# Mignon



## kedo (Feb 9, 2014)

I see you can buy a Mignon 'Crem' a little cheaper. Can anyone shed any light on this.


----------



## Mrboots2u (May 10, 2013)

Is this not a rebadged grinder for another supplier ...

i see on the crem site they have a "crem " grinder that look like a k30.


----------



## coffeebean (Jan 26, 2010)

Crem International are parent company for Expobar/Eureka and Coffee Queen. If you are after an Expobar machine or a Eureka grinder, I can do you an excellent Forum deal!!

Andy


----------



## Geordie Boy (Nov 26, 2012)

Never realised Expobar and Eureka were part of the same group. Probably explains why both sets of products are well made and great value for money


----------



## kedo (Feb 9, 2014)

I am looking for a Eureka Mignon grinder. What can you do for me?
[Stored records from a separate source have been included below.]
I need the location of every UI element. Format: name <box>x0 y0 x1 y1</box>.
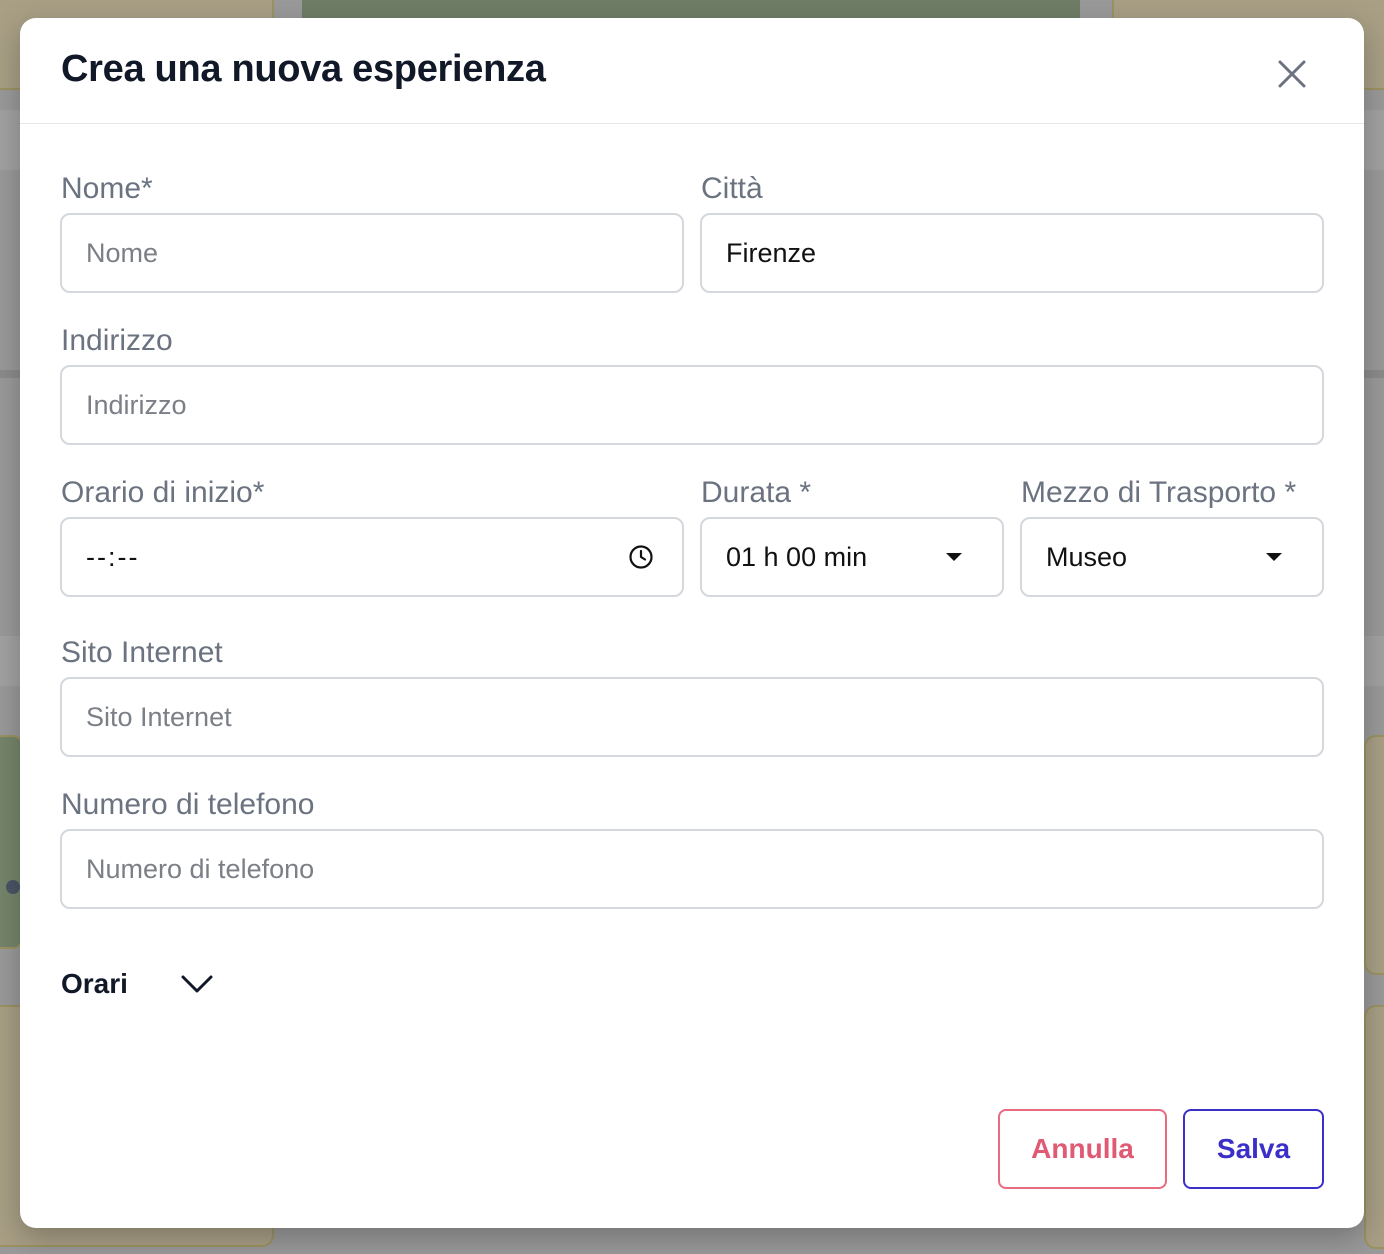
nome-field-wrapper <box>60 213 684 293</box>
clock-icon[interactable] <box>628 544 654 570</box>
sito-internet-label: Sito Internet <box>61 636 223 669</box>
background-card <box>1364 735 1384 975</box>
mezzo-trasporto-select[interactable]: Museo <box>1020 517 1324 597</box>
citta-input[interactable] <box>726 237 1298 269</box>
durata-value: 01 h 00 min <box>726 541 868 572</box>
orario-inizio-input[interactable]: --:-- <box>60 517 684 597</box>
orari-toggle[interactable]: Orari <box>61 968 214 1000</box>
indirizzo-label: Indirizzo <box>61 324 173 357</box>
close-button[interactable] <box>1270 52 1314 96</box>
cancel-button[interactable]: Annulla <box>998 1109 1167 1189</box>
indirizzo-input[interactable] <box>86 389 1298 421</box>
orario-inizio-value: --:-- <box>86 541 140 572</box>
sito-internet-field-wrapper <box>60 677 1324 757</box>
orari-label: Orari <box>61 968 128 999</box>
durata-label: Durata * <box>701 476 812 509</box>
chevron-down-icon <box>181 975 213 993</box>
nome-label: Nome* <box>61 172 153 205</box>
telefono-field-wrapper <box>60 829 1324 909</box>
modal-header: Crea una nuova esperienza <box>20 18 1364 124</box>
close-icon <box>1278 60 1306 88</box>
durata-select[interactable]: 01 h 00 min <box>700 517 1004 597</box>
create-experience-modal: Crea una nuova esperienza Nome* Città In… <box>20 18 1364 1228</box>
telefono-label: Numero di telefono <box>61 788 315 821</box>
telefono-input[interactable] <box>86 853 1298 885</box>
save-button[interactable]: Salva <box>1183 1109 1324 1189</box>
background-map <box>302 0 1080 20</box>
caret-down-icon <box>946 553 962 561</box>
modal-title: Crea una nuova esperienza <box>61 48 546 90</box>
citta-field-wrapper <box>700 213 1324 293</box>
background-card <box>1364 1005 1384 1249</box>
orario-inizio-label: Orario di inizio* <box>61 476 265 509</box>
indirizzo-field-wrapper <box>60 365 1324 445</box>
mezzo-trasporto-value: Museo <box>1046 541 1128 572</box>
citta-label: Città <box>701 172 763 205</box>
mezzo-trasporto-label: Mezzo di Trasporto * <box>1021 476 1297 509</box>
background-dot <box>6 880 20 894</box>
sito-internet-input[interactable] <box>86 701 1298 733</box>
caret-down-icon <box>1266 553 1282 561</box>
nome-input[interactable] <box>86 237 658 269</box>
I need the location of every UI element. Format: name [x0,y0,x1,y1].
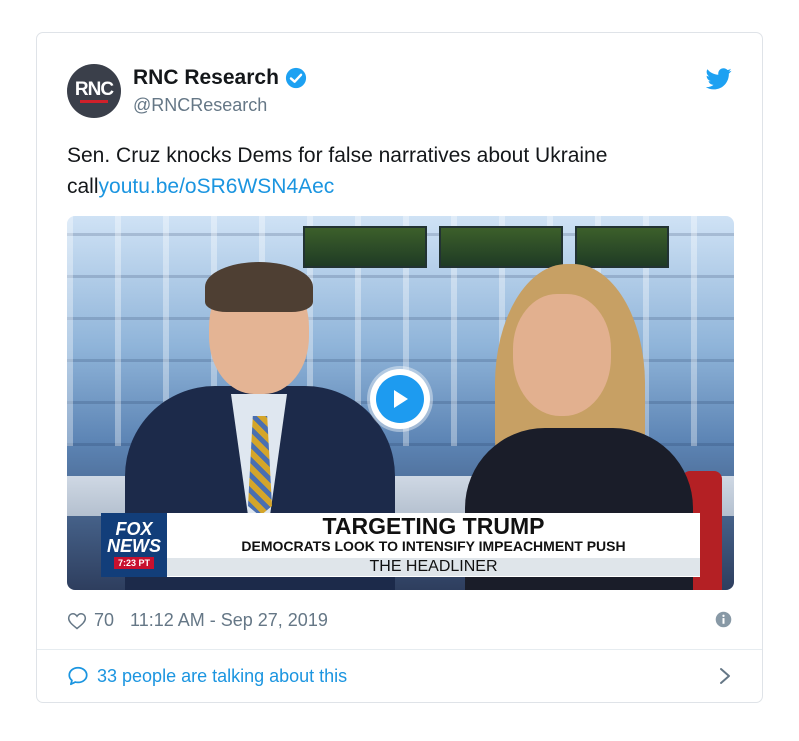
fox-news-logo: FOX NEWS 7:23 PT [101,513,167,577]
author-handle[interactable]: @RNCResearch [133,95,267,116]
tweet-meta: 70 11:12 AM - Sep 27, 2019 [67,610,732,631]
fox-logo-line2: NEWS [107,536,161,556]
twitter-bird-icon[interactable] [706,68,732,90]
play-button[interactable] [370,369,430,429]
video-background-monitor [439,226,563,268]
chyron-text: TARGETING TRUMP DEMOCRATS LOOK TO INTENS… [167,514,700,576]
video-player[interactable]: FOX NEWS 7:23 PT TARGETING TRUMP DEMOCRA… [67,216,734,590]
tweet-link[interactable]: youtu.be/oSR6WSN4Aec [99,175,335,198]
speech-bubble-icon [68,666,88,686]
chyron-subheadline: DEMOCRATS LOOK TO INTENSIFY IMPEACHMENT … [241,538,626,554]
conversation-count-text[interactable]: 33 people are talking about this [97,666,347,687]
chyron-headline: TARGETING TRUMP [322,513,545,539]
like-count[interactable]: 70 [94,610,114,631]
broadcast-time: 7:23 PT [113,557,154,569]
avatar-accent-bar [80,100,108,103]
avatar[interactable]: RNC [67,64,121,118]
video-background-monitor [303,226,427,268]
video-background-monitor [575,226,669,268]
tweet-timestamp[interactable]: 11:12 AM - Sep 27, 2019 [130,610,328,631]
info-icon[interactable] [715,611,732,628]
chyron-show-name: THE HEADLINER [167,558,700,576]
tweet-text: Sen. Cruz knocks Dems for false narrativ… [67,140,732,202]
chevron-right-icon[interactable] [718,667,732,685]
tweet-card: RNC RNC Research @RNCResearch Sen. Cruz … [36,32,763,703]
heart-icon[interactable] [67,611,87,631]
author-name-row[interactable]: RNC Research [133,66,307,90]
verified-badge-icon [285,67,306,89]
play-icon [376,375,424,423]
news-chyron: FOX NEWS 7:23 PT TARGETING TRUMP DEMOCRA… [101,513,700,577]
video-anchor-left-hair [205,262,313,312]
divider [37,649,762,650]
author-name[interactable]: RNC Research [133,66,279,90]
video-anchor-right-head [513,294,611,416]
conversation-link[interactable]: 33 people are talking about this [67,665,732,687]
avatar-monogram: RNC [74,78,114,100]
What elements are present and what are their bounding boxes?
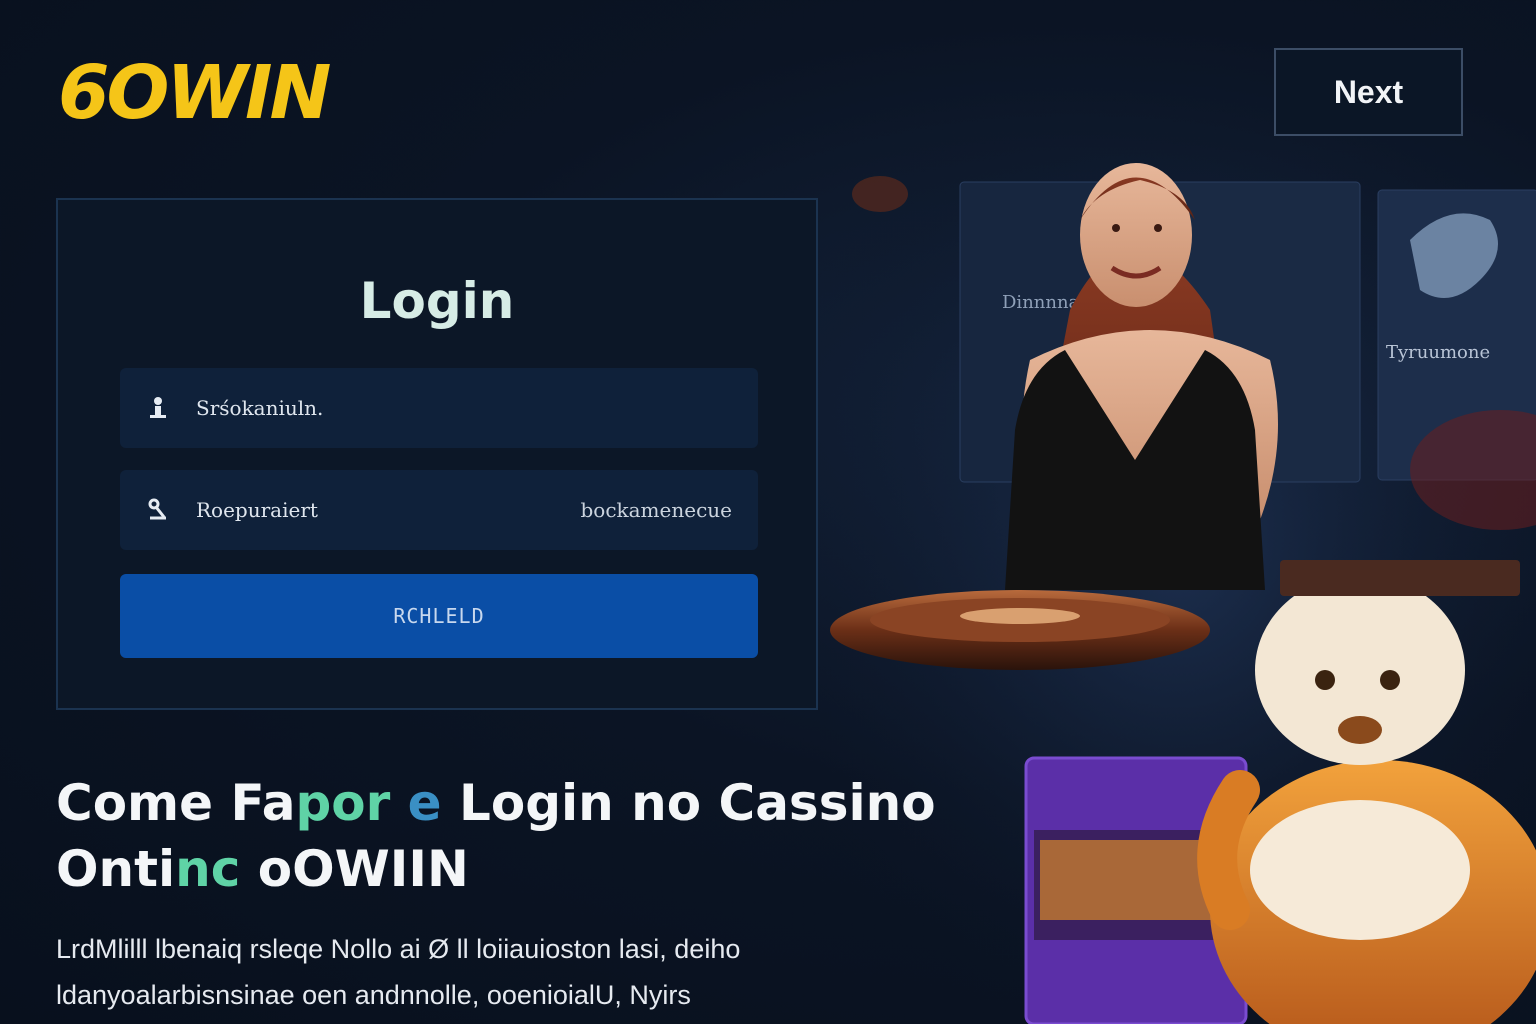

Jack


----------



## Plevis (Mar 6, 2013)

I thought Eureka were part of the Nuova Simonelli group, along with Victoria Arduino?

Precise ltd, who are one of the main importers of eureka to the UK also confirmed this when I was chatting to them at LCF.

How does Crem fit into this does anyone know?

The Mignon and Mythos for example come in the guise of Eureka, NS and VA variants (I've got the Mignon in standard on demand eureka version and the VA doser version with the beautiful hammered finish - technically MCF, rather than Mignon, but same grinder really).


----------